At his command, the scalding arc crackled toward the sword tip, gathering into a ball of blinding photons. It erupted almost instantly into a scalding beam as broad as Bahamut’s upper body.

The dragon god’s eyes widened for the first time, but that’s all he could do before the light crashed against his torso.

A suppressed, guttural wince escaped his lips as he felt the heat sear through his scales. They softened, enough for his skin’s surface to burn. Even worse, the continuous impact forced him to lower his foot and back a few steps before he stabilised himself.

He clenched his jaw, questions rumbling through his mind.

Unlike Garduck, he sensed Gawain’s mortality. Yet, the man broke one of the universe’s rules—speed, encroaching on the divine. A heresy no god would forgive, much less him.

Eyes narrowed, he shoved his palm in front of the beam, then clenched his fingers into a fist, snuffing the light with a loud sizzle. Then, his voice echoed, void of mockery and cold. "Do you think these ants amuse me? Your cowardice bores even the stars, Tiamat. I will break them, then break the sky to reach you."

Golden mana flared into a spinning halo behind his wings as he glared at Gawain. "Your strike is faster than light, but my speed goes far beyond."

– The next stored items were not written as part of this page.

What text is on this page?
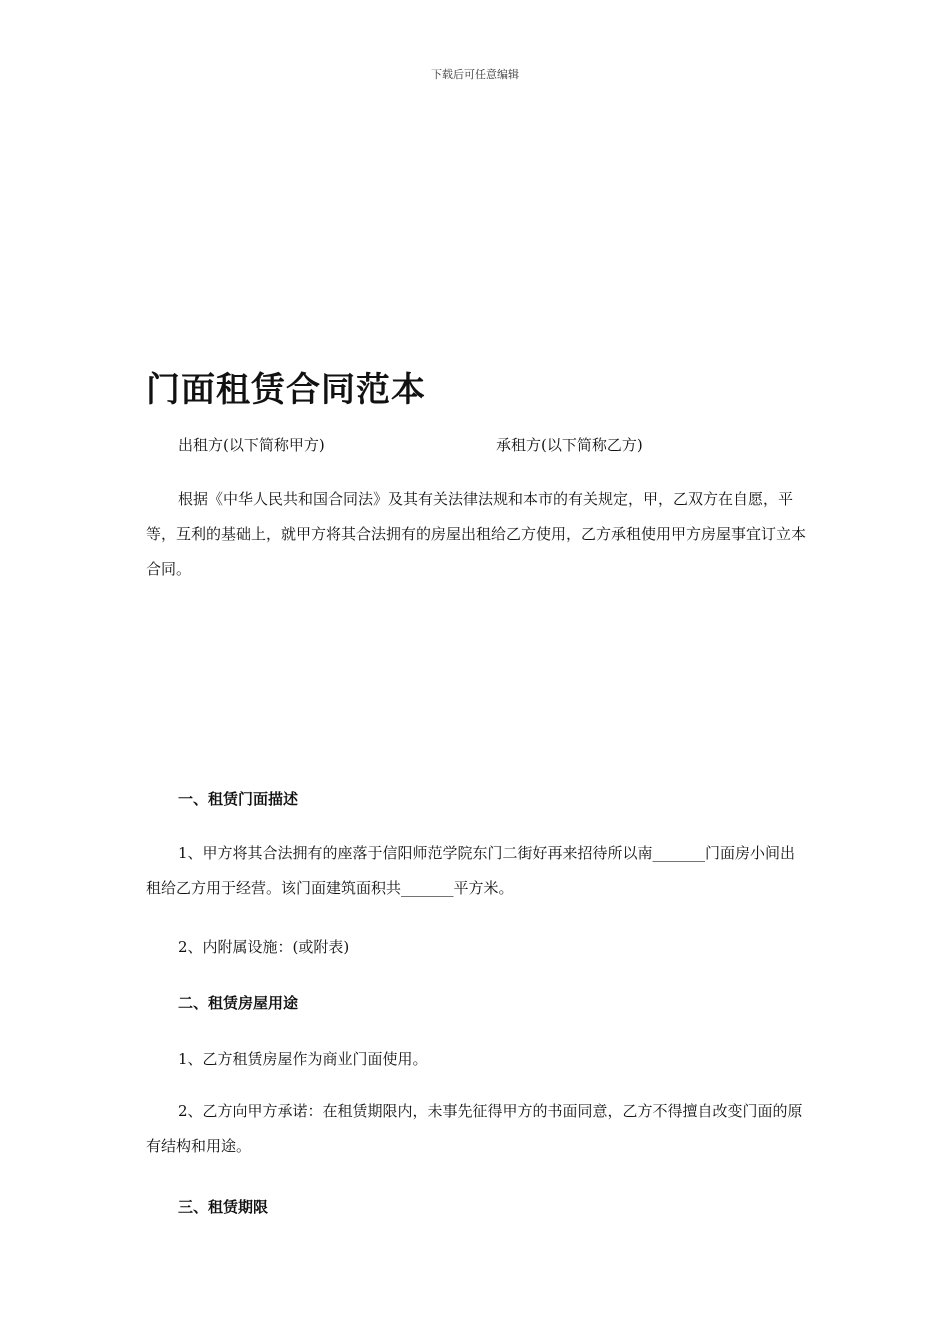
下载后可任意编辑
门面租赁合同范本
出租方(以下简称甲方)	承租方(以下简称乙方)

根据《中华人民共和国合同法》及其有关法律法规和本市的有关规定，甲，乙双方在自愿，平等，互利的基础上，就甲方将其合法拥有的房屋出租给乙方使用，乙方承租使用甲方房屋事宜订立本合同。

一、租赁门面描述

1、甲方将其合法拥有的座落于信阳师范学院东门二街好再来招待所以南_______门面房小间出租给乙方用于经营。该门面建筑面积共_______平方米。

2、内附属设施：(或附表)

二、租赁房屋用途

1、乙方租赁房屋作为商业门面使用。

2、乙方向甲方承诺：在租赁期限内，未事先征得甲方的书面同意，乙方不得擅自改变门面的原有结构和用途。

三、租赁期限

As his words hung like a prophecy, his figure simply vanished from everyone’s visions. Everyone but a man.

He leapt with the fluidity of water, his spear and golden shield drawing sparkling arcs through the sky—just as Bahamut’s claws were about to rip Gawain and his hippogryph to shreds.

CLANG

The large shield clanged against the claws, the three-fold rim rattling in protest. The depictions of the cosmos at its center, the cities of mortals at peace and war, pastures and oceans trembled under the colossal pressure.

Bahamut expected the man’s arm to explode into a bloody mist even if the shield endured. Yet, all he saw was murky water pouring from the man’s pores.

It coated him, rebuilding bones and muscles as fast as he destroyed them. And those calm eyes... this spear... The proud son of Thetis sided with Chaos, too?

No, that was far beyond the point. Achilles’ agility resounded almost as loudly as his name, but to match him? Preposterous!

He gritted his fangs, frustration building within him—especially since this happened just after his challenge to Tiamat.

"Then I’ll end you both in one breath!" His mouth snapped open, and his throat bulged, the scales around it whitening.

In its depth, Achilles saw energy rage like magma about to erupt into a strike dozens of times more powerful than Gawain’s. Yet, his eyes remained as calm as usual. Rather, the illusion of calmness was brought by his assimilation of the Styx’s source. The murkiness only served to hide the boundless rage searing through his marrow.

The reason? He had slept through Adam’s conquest of the fairy woods and missed the kleos! During this war, he had to ensure his name would resound the loudest!